Ein marktübliches Damnum ist im Jahr der Verausgabung bzw. der Einbehaltung in voller Höhe als Werbungskosten abzugsfähig.[3] Aus Vereinfachungsgründen kann von der Marktüblichkeit ausgegangen werden, wenn für ein Darlehen mit einem Zinsfestschreibungszeitraum von mindestens 5 Jahren ein Damnum i. H. v. bis zu 5 % vereinbart worden ist.[4]

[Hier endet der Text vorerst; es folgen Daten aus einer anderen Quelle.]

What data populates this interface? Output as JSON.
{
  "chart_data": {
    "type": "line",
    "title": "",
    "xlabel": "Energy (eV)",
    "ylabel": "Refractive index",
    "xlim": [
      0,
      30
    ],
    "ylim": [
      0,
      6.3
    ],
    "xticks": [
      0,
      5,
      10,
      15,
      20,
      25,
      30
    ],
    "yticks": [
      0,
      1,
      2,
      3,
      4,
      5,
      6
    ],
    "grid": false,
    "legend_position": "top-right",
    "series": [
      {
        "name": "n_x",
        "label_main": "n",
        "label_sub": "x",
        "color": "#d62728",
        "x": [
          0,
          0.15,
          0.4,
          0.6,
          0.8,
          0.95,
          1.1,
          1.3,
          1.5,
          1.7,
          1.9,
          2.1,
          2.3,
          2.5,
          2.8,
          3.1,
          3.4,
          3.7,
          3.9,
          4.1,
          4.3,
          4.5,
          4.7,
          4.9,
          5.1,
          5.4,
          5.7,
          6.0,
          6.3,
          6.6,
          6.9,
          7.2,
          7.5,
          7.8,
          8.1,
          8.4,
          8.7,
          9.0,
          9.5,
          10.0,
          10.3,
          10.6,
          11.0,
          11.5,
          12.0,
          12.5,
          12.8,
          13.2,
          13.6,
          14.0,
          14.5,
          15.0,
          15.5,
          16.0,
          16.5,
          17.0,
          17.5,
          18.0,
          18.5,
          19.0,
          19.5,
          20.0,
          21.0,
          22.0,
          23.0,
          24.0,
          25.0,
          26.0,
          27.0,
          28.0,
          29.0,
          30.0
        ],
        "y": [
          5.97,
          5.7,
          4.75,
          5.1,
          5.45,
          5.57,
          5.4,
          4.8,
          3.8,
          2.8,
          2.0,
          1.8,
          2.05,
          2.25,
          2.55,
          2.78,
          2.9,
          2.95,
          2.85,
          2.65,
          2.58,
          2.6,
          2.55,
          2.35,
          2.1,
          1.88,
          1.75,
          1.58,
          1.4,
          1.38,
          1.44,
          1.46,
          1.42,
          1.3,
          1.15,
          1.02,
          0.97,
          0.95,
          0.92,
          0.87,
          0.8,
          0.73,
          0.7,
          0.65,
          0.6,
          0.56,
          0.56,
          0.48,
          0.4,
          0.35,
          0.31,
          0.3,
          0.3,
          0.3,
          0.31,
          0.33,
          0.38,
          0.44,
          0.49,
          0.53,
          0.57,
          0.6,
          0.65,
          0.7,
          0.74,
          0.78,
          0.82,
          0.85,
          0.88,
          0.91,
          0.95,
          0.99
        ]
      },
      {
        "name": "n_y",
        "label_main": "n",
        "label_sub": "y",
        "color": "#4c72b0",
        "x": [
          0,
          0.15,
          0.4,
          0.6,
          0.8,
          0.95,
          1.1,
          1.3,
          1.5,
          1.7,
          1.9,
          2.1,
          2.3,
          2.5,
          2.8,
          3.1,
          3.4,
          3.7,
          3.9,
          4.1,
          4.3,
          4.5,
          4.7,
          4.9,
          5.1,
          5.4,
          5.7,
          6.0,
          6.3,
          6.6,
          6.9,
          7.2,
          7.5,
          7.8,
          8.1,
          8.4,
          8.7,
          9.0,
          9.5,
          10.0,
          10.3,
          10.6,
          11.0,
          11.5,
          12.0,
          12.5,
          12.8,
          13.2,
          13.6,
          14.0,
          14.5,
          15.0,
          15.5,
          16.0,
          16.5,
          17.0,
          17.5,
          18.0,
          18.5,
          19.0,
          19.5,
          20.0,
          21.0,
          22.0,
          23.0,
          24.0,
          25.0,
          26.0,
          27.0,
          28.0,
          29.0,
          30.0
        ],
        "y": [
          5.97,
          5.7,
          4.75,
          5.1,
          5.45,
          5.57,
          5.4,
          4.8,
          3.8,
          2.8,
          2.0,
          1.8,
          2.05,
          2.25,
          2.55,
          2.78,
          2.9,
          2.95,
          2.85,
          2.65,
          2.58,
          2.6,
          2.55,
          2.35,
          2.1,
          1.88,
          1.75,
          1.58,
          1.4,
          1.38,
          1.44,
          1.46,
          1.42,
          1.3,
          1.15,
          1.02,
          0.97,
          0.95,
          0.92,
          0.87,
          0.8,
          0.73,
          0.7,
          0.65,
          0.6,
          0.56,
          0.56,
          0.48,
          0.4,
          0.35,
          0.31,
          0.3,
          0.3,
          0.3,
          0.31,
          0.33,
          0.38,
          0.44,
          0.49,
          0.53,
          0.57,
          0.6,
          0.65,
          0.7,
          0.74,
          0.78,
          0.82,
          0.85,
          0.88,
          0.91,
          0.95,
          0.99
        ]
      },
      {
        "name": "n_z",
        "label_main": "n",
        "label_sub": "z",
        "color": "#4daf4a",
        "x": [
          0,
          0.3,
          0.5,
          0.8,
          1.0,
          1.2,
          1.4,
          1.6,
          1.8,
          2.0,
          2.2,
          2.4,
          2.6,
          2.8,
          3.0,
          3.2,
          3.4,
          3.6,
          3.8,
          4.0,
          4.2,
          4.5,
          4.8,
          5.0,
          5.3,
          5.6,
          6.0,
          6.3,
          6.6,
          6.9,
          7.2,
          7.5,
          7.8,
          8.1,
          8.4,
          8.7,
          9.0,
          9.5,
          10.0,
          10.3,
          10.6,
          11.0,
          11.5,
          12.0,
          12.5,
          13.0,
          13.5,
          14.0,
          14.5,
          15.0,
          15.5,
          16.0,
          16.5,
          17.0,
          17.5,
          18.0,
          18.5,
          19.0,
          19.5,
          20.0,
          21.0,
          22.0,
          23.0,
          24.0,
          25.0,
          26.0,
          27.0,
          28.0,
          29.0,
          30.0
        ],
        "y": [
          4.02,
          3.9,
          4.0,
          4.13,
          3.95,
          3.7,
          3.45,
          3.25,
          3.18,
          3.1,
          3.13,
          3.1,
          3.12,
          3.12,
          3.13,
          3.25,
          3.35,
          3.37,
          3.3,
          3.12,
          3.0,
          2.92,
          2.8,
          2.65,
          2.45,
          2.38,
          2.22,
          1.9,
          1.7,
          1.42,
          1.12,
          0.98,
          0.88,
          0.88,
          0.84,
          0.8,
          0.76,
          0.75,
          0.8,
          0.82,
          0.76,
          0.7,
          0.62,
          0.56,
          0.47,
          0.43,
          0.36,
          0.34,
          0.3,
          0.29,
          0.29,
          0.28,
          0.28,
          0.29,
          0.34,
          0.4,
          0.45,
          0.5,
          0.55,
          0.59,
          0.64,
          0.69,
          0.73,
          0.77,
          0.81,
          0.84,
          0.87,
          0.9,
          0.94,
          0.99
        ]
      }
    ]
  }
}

Die Vorausleistung eines Damnums vor Auszahlung des Darlehenskapitals durch den Darlehensgeber wird als rechtsmissbräuchlich i. S. d. § 42 Satz 1 AO angesehen, wenn das Darlehen oder eine ins Gewicht fallende Teilauszahlung des Darlehens (mindestens 30 % der Darlehensvaluta einschließlich Damnum) später als 3 Monate nach Abfluss des Damnums beim Steuerpflichtigen ausgezahlt wird.[5]

Im Fall der Vereinbarung eines Zusatzdarlehens zur Begleichung des Damnums (sog. Tilgungsstreckungsdarlehen) können jeweils die hierfür aufgewendeten Zinsen und auch die zur Tilgung dieses Zusatzdarlehens geleisteten Teilbeträge gleich einem Damnum als Wer...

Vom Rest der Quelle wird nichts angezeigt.